Sunday, September 05, 2004 Telegraph: Christopher Booker's Notebook (Filed: 05/09/2004)

 In 10 days' time the House of Lords will be debating one of the most extraordinary pieces of legislation ever placed before Parliament, the Civil Contingencies Bill. No one could disagree that a government should have contingency plans and powers to deal with a major public emergency. This Bill, sponsored by a junior Home Office minister, Douglas Alexander, opens with a soothing claim that nothing in it is incompatible with the Human Rights Act; and Part One reads almost like a parody of bureaucratic tinkering, under such headings as "Advice and assistance to business", together with a section defining how the Act shall apply to Scotland and Wales.

Only in Part Two, after 13 pages, does the truly extraordinary nature of this legislation suddenly explode off the page, as Section 21 sets out the powers it will give to a tiny group of ministers and "regional co-ordinators" in the event of an emergency being declared. The conditions for this could hardly be more loosely or widely defined, including anything from a terrorist incident to flooding, a chemical spill or a recurrence of foot and mouth.

In any such instance, senior ministers (including whips) will be given virtually unlimited powers to do anything they think fit, virtually without parliamentary control. They will be empowered to "disapply" any law or act of Parliament they choose, simply by issuing regulations.

 They will be permitted to order any person or body to go anywhere, or to "perform any function"; to forbid any travel or movement; to order the requisition, confiscation or destruction of any property (with or without compensation); and to prohibit any assemblies of persons, however small.

 This tiny, unaccountable group of politicians and officials will be empowered to issue regulatory edicts off their own bat for any purpose, enforced by criminal penalties.
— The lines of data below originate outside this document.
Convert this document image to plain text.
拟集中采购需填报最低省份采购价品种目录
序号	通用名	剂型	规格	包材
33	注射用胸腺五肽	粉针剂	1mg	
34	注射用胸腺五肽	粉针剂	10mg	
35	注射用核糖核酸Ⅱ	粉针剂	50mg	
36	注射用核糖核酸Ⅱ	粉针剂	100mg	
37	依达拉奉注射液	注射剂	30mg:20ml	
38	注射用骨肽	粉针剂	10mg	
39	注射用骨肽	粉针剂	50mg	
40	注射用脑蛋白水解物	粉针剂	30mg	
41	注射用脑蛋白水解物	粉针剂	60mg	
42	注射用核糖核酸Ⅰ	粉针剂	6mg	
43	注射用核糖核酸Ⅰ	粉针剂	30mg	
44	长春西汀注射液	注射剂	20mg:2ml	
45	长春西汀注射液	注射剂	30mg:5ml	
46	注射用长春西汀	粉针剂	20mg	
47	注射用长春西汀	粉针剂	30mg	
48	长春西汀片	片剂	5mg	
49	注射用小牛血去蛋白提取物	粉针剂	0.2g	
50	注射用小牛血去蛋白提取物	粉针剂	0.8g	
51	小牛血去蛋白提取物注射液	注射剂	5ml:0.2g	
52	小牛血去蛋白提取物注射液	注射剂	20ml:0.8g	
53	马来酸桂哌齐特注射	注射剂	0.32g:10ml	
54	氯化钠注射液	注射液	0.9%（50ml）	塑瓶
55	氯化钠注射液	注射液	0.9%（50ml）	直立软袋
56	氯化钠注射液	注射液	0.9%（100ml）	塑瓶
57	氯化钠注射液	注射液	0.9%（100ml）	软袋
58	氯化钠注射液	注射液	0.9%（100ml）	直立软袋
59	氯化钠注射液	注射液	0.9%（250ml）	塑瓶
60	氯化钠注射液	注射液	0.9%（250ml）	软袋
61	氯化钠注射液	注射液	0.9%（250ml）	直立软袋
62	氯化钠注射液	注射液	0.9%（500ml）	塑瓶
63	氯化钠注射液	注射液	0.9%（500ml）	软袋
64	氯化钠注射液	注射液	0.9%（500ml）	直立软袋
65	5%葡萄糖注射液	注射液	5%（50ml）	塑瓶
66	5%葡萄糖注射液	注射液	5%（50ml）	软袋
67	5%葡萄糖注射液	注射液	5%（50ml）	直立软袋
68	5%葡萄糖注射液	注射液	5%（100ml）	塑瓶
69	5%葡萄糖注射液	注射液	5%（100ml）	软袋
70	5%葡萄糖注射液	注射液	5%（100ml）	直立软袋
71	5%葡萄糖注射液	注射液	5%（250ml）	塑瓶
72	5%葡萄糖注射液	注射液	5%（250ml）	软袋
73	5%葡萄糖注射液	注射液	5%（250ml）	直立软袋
 Such powers go far beyond anything on the UK statute book before, even in time of war. Yet when this Bill had its second reading in the Commons on January 19, MPs were only allowed time to discuss its innocuous Part One. (One or two honourable exceptions, such as Richard Shepherd and Bob Marshall-Andrews, did try to ring alarm bells on Part Two.) The Bill was then approved by 286 votes to 138.

 When it first came before the Lords late on the evening of July 5, again one or two peers protested at its more extreme provisions. But unless they are joined on September 15 by enough others to provoke a real rebellion, we shall have an Act which would in effect permit the setting up in this country of a dictatorship as sweeping as anything achieved under Hitler.

 It would be scant consolation to know that this was sanctioned by Parliament, even if MPs had scarcely been given a chance to discuss it.